As Sam was our first child, we had no one else to measure his development against. Edward walked soon after his first birthday, and soon began climbing, jumping and running everywhere, at times, overtaking Sam. Sam still seemed to be moving at a slower pace, but we just dismissed it as every child being different. If Sam did jump or fall, he would fall heavily, and seemed unable to cushion his fall. He seemed to stumble and trip up a lot too.

Around Sam’s sixth birthday, he developed a bad chest infection. On the second visit within a week, the GP asked me if I was aware that Sam had a heart murmur. Sam was referred to the cardio department at Manchester Children’s Hospital for verification.

I asked if the doctors could check Sam’s shoulders and legs as I didn’t think Sam had full range in his shoulders, and he was beginning to limp a bit. Sam also seemed very stiff when he got up after sitting down for a while. He looked like an old man slowly levering himself up.

In the back of my mind, little anomalies were cropping up with Sam’s development, especially his movement and constant build up of mucus following an infection. I didn’t want to appear a neurotic mother, but I also didn’t want to ignore all the signs.

The doctor said he would refer Sam back to a genetic counsellor to see if she could find a genetic link between the hands, heart and joints. During Sam’s appointment, blood and urine samples were taken and shortly after, we were asked to attend a meeting and were told that the samples taken had shown that Sam had a rare genetic condition called ML III. We were to attend St Mary’s Hospital to meet Prof Ed Wraith who was a specialist regarding the condition. He would explain what the condition was and how it would affect Sam in the future. We were asked if we were planning on having any more children, as we would be advised to take genetic counselling. From our description of Edward and his antics, they didn’t think he had the condition, although he may be a carrier.

We met with Prof Wraith, and he examined Sam first before explaining things to my husband and I. He said Sam was at the lower end of the spectrum of MLIII, which was probably why it hadn’t been diagnosed earlier. He explained the characteristics and symptoms of the condition, many of which corresponded to Sam’s symptoms.

Both my husband and I, unknowingly were carriers of the ML III gene, and had passed this onto Sam.
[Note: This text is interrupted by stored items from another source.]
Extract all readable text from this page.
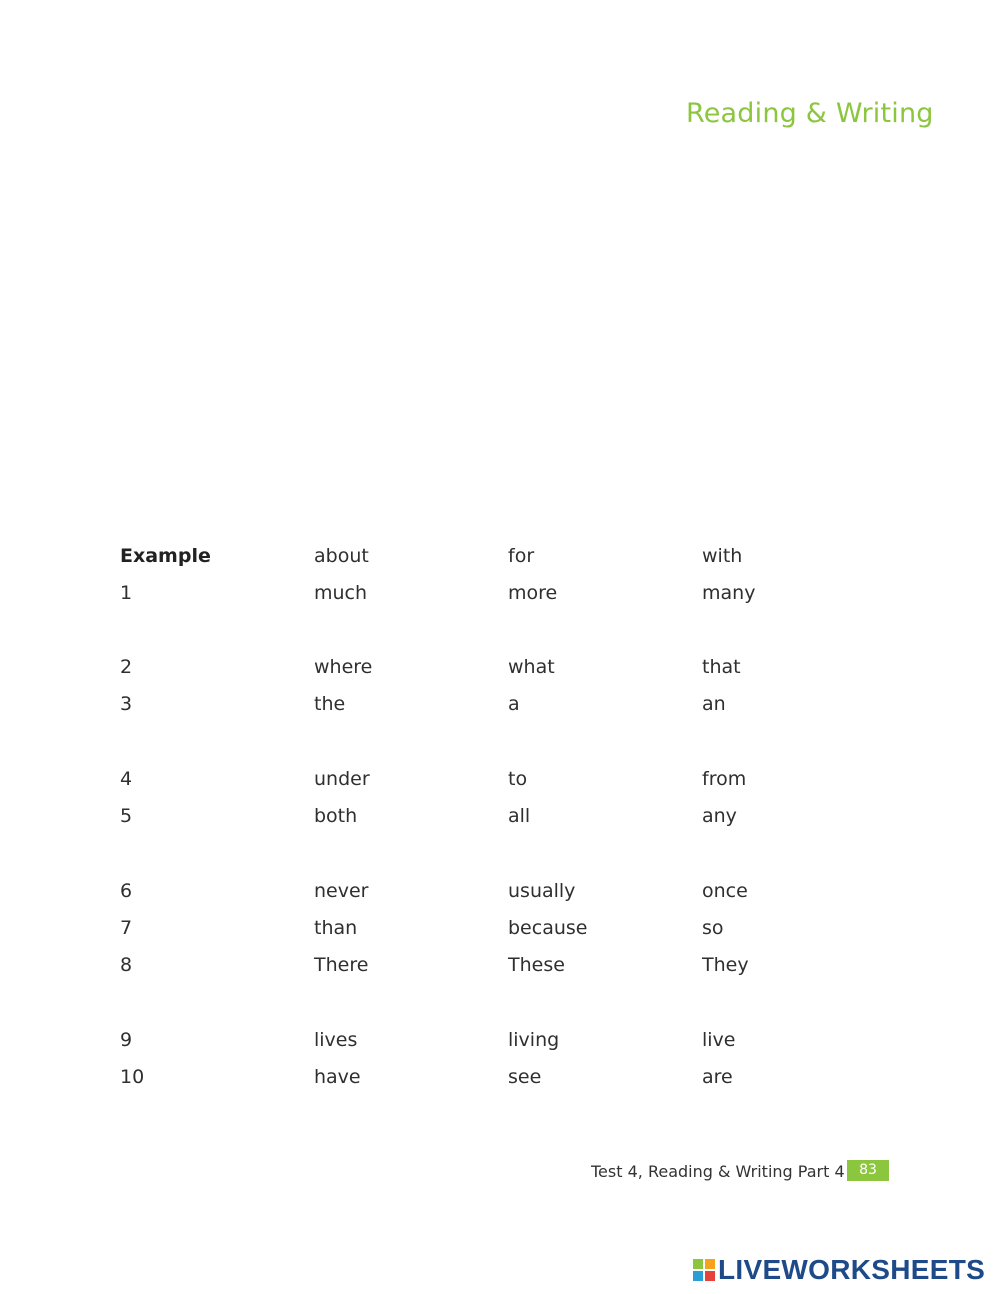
Reading & Writing
Example	about	for	with
1	much	more	many
2	where	what	that
3	the	a	an
4	under	to	from
5	both	all	any
6	never	usually	once
7	than	because	so
8	There	These	They
9	lives	living	live
10	have	see	are
Test 4, Reading & Writing Part 4	83
LIVEWORKSHEETS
Everything was starting to fall into place. The reasons why Sam didn’t like to jump, or why he was limping were due to the pain in his hips and legs. Sam also struggled to dress himself, especially his top half. He would struggle putting his head and arms in, or undressing.

I felt a kind of sense of relief that I wasn’t imagining things, and that I wasn’t just a neurotic mother. It was now time to start thinking of the future, and what we could do for Sam. My husband took it badly at first, wondering “Why us?, why Sam?” We both have our low moments at times, but luckily not at the same time, as we always seem to be there for each other and supportive when the lows hit.

Sam still runs around to his best ability, and loves to play football and cricket. He has swimming lessons, which help to keep his joints moving. He loves playing on the Wii. We make sure he’s playing the games with plenty of movement.

Sam has tried to ride a bike, but can’t get the speed up as it causes him pain. He and his brother still drive us crazy when they are squabbling, like all other siblings do.

We’ve tried to explain to Sam about his condition, and what may happen in the future. He kind of understands, but often asks why Edward isn’t the same, as he is his brother. How can we explain this?

Although Sam is at the lower end of the spectrum for ML III, it still poses an uncertainty for his future. We don’t know if a cure will be found, but we are happy that Sam is under the care of excellent medical professionals.